Postcard Image

Postcard Image
As the Victorian era passed into the Edwardian and Roaring Twenties, a market developed for bisque and china bawdy novelties and figurines of women in revealing outfits. Although now most of these figurines seem more coy and cute than ribald and risque, in their time they symbolized the casting off of the perceived restraints of the Victorian era.

These little lovelies included bathing beauties, who came clad in swimsuits of real lace or in stylish painted beach wear, as well as mermaids, harem ladies, and nudies, who were meant to wear nothing more than an engaging smile. Also produced were flippers, innocent appearing figurines who reveal a bawdy secret when flipped over, and squirters, figurines that were meant to squirt water out of an appropriate orifice.

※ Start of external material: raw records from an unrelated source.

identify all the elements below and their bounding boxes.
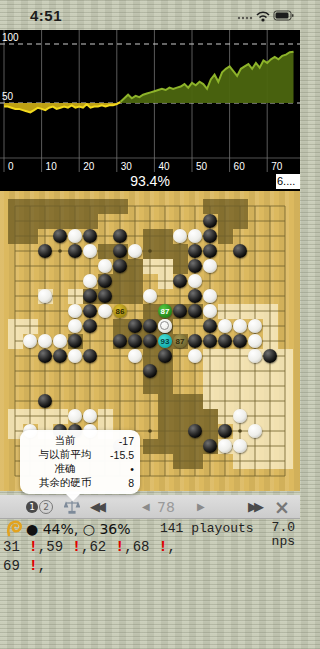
winrate-value: 93.4% — [130, 173, 170, 189]
white-stone[interactable] — [68, 229, 82, 243]
white-stone[interactable] — [203, 304, 217, 318]
move-label-87-olive[interactable]: 87 — [173, 334, 187, 348]
white-stone[interactable] — [218, 439, 232, 453]
black-stone[interactable] — [128, 319, 142, 333]
svg-text:40: 40 — [158, 161, 170, 172]
move-label-86-gold[interactable]: 86 — [113, 304, 127, 318]
black-stone[interactable] — [98, 274, 112, 288]
black-stone[interactable] — [38, 244, 52, 258]
score-box[interactable]: 6.... — [276, 174, 300, 189]
move-label-87-green[interactable]: 87 — [158, 304, 172, 318]
black-stone[interactable] — [98, 289, 112, 303]
callout-label: 与以前平均 — [26, 448, 104, 462]
callout-row: 与以前平均-15.5 — [26, 448, 134, 462]
callout-pointer — [64, 492, 82, 501]
playback-toolbar: 1 2 ◀◀ ◀ 78 ▶ ▶▶ × — [0, 495, 300, 519]
black-stone[interactable] — [143, 334, 157, 348]
winrate-chart[interactable]: 50100010203040506070 — [0, 30, 300, 172]
fast-forward-button[interactable]: ▶▶ — [248, 495, 260, 518]
status-bar: 4:51 — [0, 0, 300, 30]
callout-label: 准确 — [26, 462, 104, 476]
white-stone[interactable] — [53, 334, 67, 348]
black-stone[interactable] — [38, 394, 52, 408]
move-label-93-teal[interactable]: 93 — [158, 334, 172, 348]
white-stone[interactable] — [233, 439, 247, 453]
white-stone[interactable] — [143, 289, 157, 303]
black-stone[interactable] — [188, 244, 202, 258]
black-stone-glyph: ● — [26, 521, 38, 537]
mistake-icon: ! — [150, 539, 168, 556]
callout-label: 当前 — [26, 434, 104, 448]
callout-row: 准确• — [26, 462, 134, 476]
svg-text:50: 50 — [2, 91, 14, 102]
white-stone[interactable] — [173, 229, 187, 243]
step-back-button[interactable]: ◀ — [142, 495, 150, 518]
mistake-icon: ! — [106, 539, 124, 556]
white-stone[interactable] — [68, 409, 82, 423]
callout-value: 8 — [104, 477, 134, 489]
white-stone[interactable] — [248, 319, 262, 333]
black-stone[interactable] — [218, 424, 232, 438]
black-stone[interactable] — [173, 304, 187, 318]
white-stone[interactable] — [248, 334, 262, 348]
black-stone[interactable] — [263, 349, 277, 363]
white-stone[interactable] — [98, 304, 112, 318]
black-stone[interactable] — [188, 334, 202, 348]
black-stone[interactable] — [68, 334, 82, 348]
white-stone[interactable] — [83, 244, 97, 258]
black-stone[interactable] — [53, 229, 67, 243]
white-stone[interactable] — [233, 409, 247, 423]
clock: 4:51 — [30, 7, 62, 24]
white-stone[interactable] — [23, 334, 37, 348]
svg-text:0: 0 — [8, 161, 14, 172]
white-pct: 36% — [99, 521, 130, 537]
black-stone[interactable] — [218, 334, 232, 348]
black-stone[interactable] — [203, 439, 217, 453]
mistake-icon: ! — [63, 539, 81, 556]
white-stone[interactable] — [233, 319, 247, 333]
svg-text:20: 20 — [83, 161, 95, 172]
black-stone[interactable] — [113, 259, 127, 273]
black-stone[interactable] — [188, 424, 202, 438]
svg-text:50: 50 — [196, 161, 208, 172]
winrate-estimates: ● 44%, ○ 36% — [26, 521, 131, 537]
svg-text:70: 70 — [271, 161, 283, 172]
black-stone[interactable] — [68, 244, 82, 258]
black-stone[interactable] — [188, 289, 202, 303]
white-stone[interactable] — [38, 289, 52, 303]
white-stone[interactable] — [203, 289, 217, 303]
close-button[interactable]: × — [274, 495, 290, 518]
wifi-icon — [257, 12, 269, 17]
signal-wifi-battery-icons — [236, 8, 294, 22]
white-stone[interactable] — [38, 334, 52, 348]
callout-value: -17 — [104, 435, 134, 447]
black-stone[interactable] — [143, 319, 157, 333]
variation-button[interactable]: 1 2 — [26, 495, 53, 518]
score-callout: 当前-17与以前平均-15.5准确•其余的硬币8 — [20, 430, 140, 494]
black-stone[interactable] — [83, 289, 97, 303]
playouts-label: 141 playouts — [160, 521, 254, 536]
winrate-bar: 93.4% 6.... — [0, 172, 300, 191]
black-stone[interactable] — [53, 349, 67, 363]
mistake-icon: ! — [20, 558, 38, 575]
black-pct: 44%, — [43, 521, 79, 537]
callout-value: • — [104, 463, 134, 475]
black-stone[interactable] — [113, 229, 127, 243]
white-stone[interactable] — [248, 349, 262, 363]
white-stone[interactable] — [188, 274, 202, 288]
black-stone[interactable] — [83, 229, 97, 243]
black-stone[interactable] — [113, 244, 127, 258]
white-stone[interactable] — [203, 259, 217, 273]
white-stone[interactable] — [68, 304, 82, 318]
black-stone[interactable] — [203, 214, 217, 228]
black-stone[interactable] — [188, 259, 202, 273]
mistake-icon: ! — [20, 539, 38, 556]
white-stone[interactable] — [128, 244, 142, 258]
black-stone[interactable] — [188, 304, 202, 318]
callout-value: -15.5 — [104, 449, 134, 461]
step-forward-button[interactable]: ▶ — [197, 495, 205, 518]
svg-text:10: 10 — [46, 161, 58, 172]
callout-row: 其余的硬币8 — [26, 476, 134, 490]
mistake-moves-line2: 69 !, — [3, 558, 46, 575]
white-stone[interactable] — [98, 259, 112, 273]
black-stone[interactable] — [203, 244, 217, 258]
svg-text:100: 100 — [2, 32, 19, 43]
black-stone[interactable] — [113, 334, 127, 348]
white-stone[interactable] — [83, 409, 97, 423]
black-stone[interactable] — [203, 319, 217, 333]
nps-unit: nps — [272, 534, 295, 549]
black-stone[interactable] — [38, 349, 52, 363]
black-stone[interactable] — [83, 304, 97, 318]
turn-hand-icon — [5, 519, 25, 539]
white-stone[interactable] — [83, 274, 97, 288]
black-stone[interactable] — [128, 334, 142, 348]
battery-icon — [274, 11, 294, 20]
black-stone[interactable] — [233, 244, 247, 258]
rewind-button[interactable]: ◀◀ — [90, 495, 102, 518]
black-stone[interactable] — [203, 334, 217, 348]
black-stone[interactable] — [233, 334, 247, 348]
white-stone[interactable] — [128, 349, 142, 363]
white-stone[interactable] — [188, 349, 202, 363]
svg-text:30: 30 — [121, 161, 133, 172]
black-stone[interactable] — [173, 274, 187, 288]
black-stone[interactable] — [83, 349, 97, 363]
white-stone[interactable] — [248, 424, 262, 438]
white-stone-glyph: ○ — [83, 521, 95, 537]
last-move-ring-icon — [160, 321, 169, 330]
variation-2-icon: 2 — [39, 500, 53, 514]
variation-1-icon: 1 — [26, 501, 38, 513]
black-stone[interactable] — [203, 229, 217, 243]
mistake-moves-line1: 31 !,59 !,62 !,68 !, — [3, 539, 176, 556]
callout-row: 当前-17 — [26, 434, 134, 448]
callout-label: 其余的硬币 — [26, 476, 104, 490]
move-counter: 78 — [157, 495, 175, 518]
white-stone[interactable] — [68, 349, 82, 363]
white-stone[interactable] — [188, 229, 202, 243]
white-stone[interactable] — [218, 319, 232, 333]
black-stone[interactable] — [158, 349, 172, 363]
black-stone[interactable] — [83, 319, 97, 333]
black-stone[interactable] — [143, 364, 157, 378]
svg-text:60: 60 — [234, 161, 246, 172]
nps-value: 7.0 — [272, 520, 295, 535]
status-icons — [236, 8, 294, 26]
white-stone[interactable] — [68, 319, 82, 333]
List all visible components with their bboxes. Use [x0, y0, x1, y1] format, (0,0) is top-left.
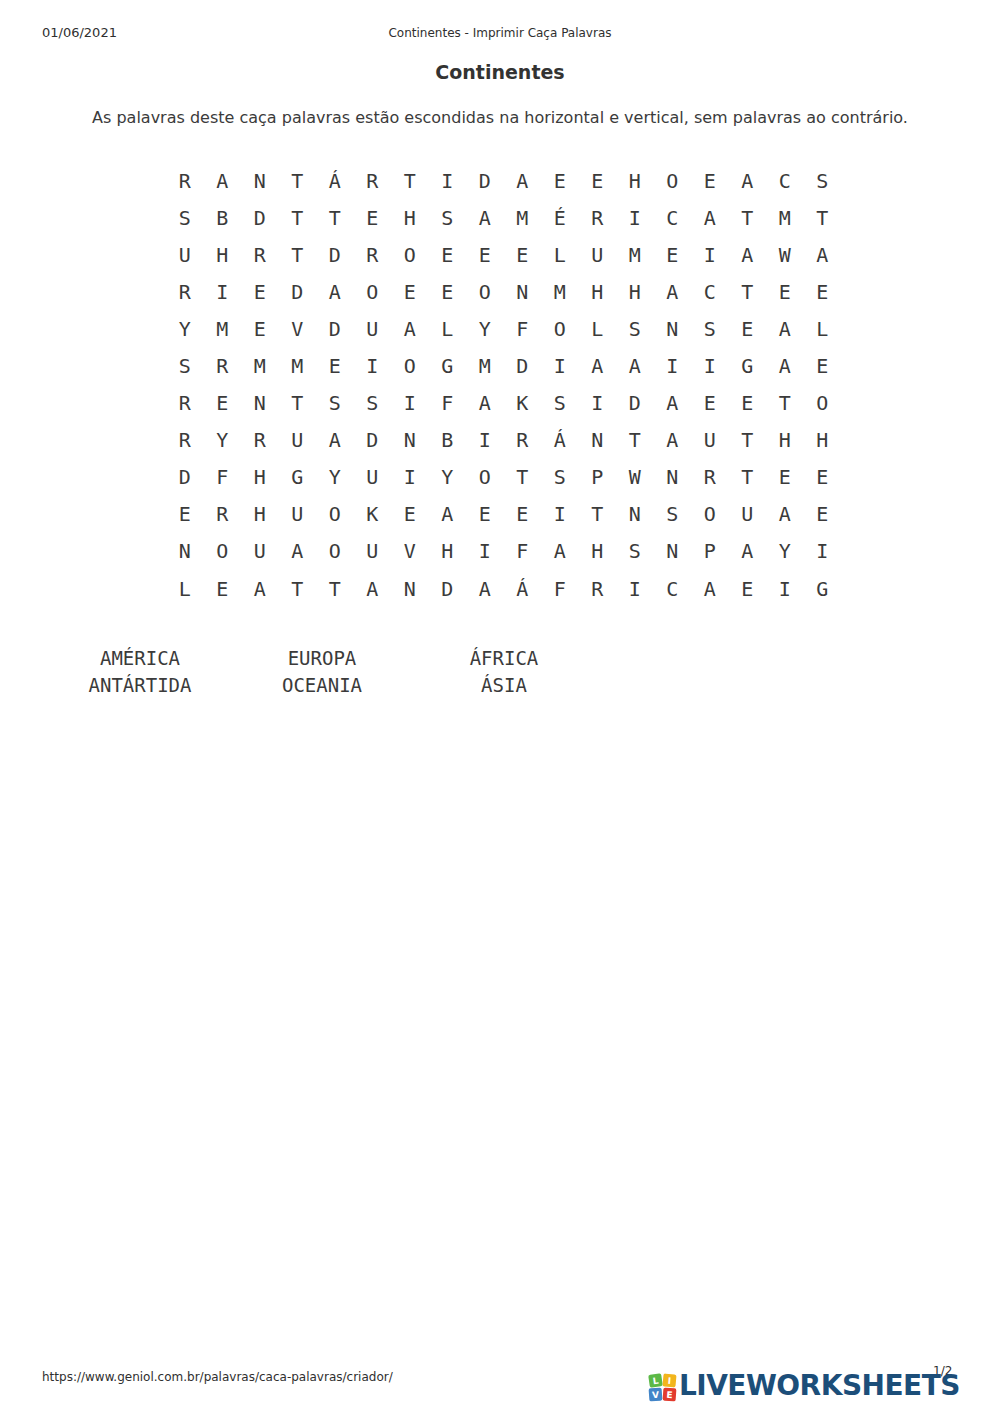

Most were manufactured in Germany from the late 1800s through the 1930s, often showing remarkable artistry and imagination, with Japan entering the market during World War I.

Thursday, June 11, 2015

My Sweetheart's the Man in the Moon

My sweetheart’s the man in the moon.
I’m going to marry him soon.
‘Twould fill me with bliss just to give him one kiss.
But I know that a dozen I never would miss.
I’ll go up in a great big balloon
And see my sweetheart in the moon.
Then behind some dark cloud where no one is allowed
I’ll make love to the man in the moon.

James Thornton (1861 – 1938),  songwriter and vaudeville performer

This week is another moonstruck maiden and her moon man.  These star-struck sweethearts are pictured in my book Bawdy Bisques and Naughty Novelties: German Bathing Beauties and Their Risqué Kin. Underneath, these honeymooners are incised with the Schafer and Vater starburst mark and "1551." 

As you can see from this picture comparing them to the pair in my previous post, these are larger lunar lovers at 5.25 inches tall.   The bigger belle, in her excitement, has apparently dropped her rose, which lies abandoned on the base.  

This view shows the vases in the back, sculpted like swirling clouds.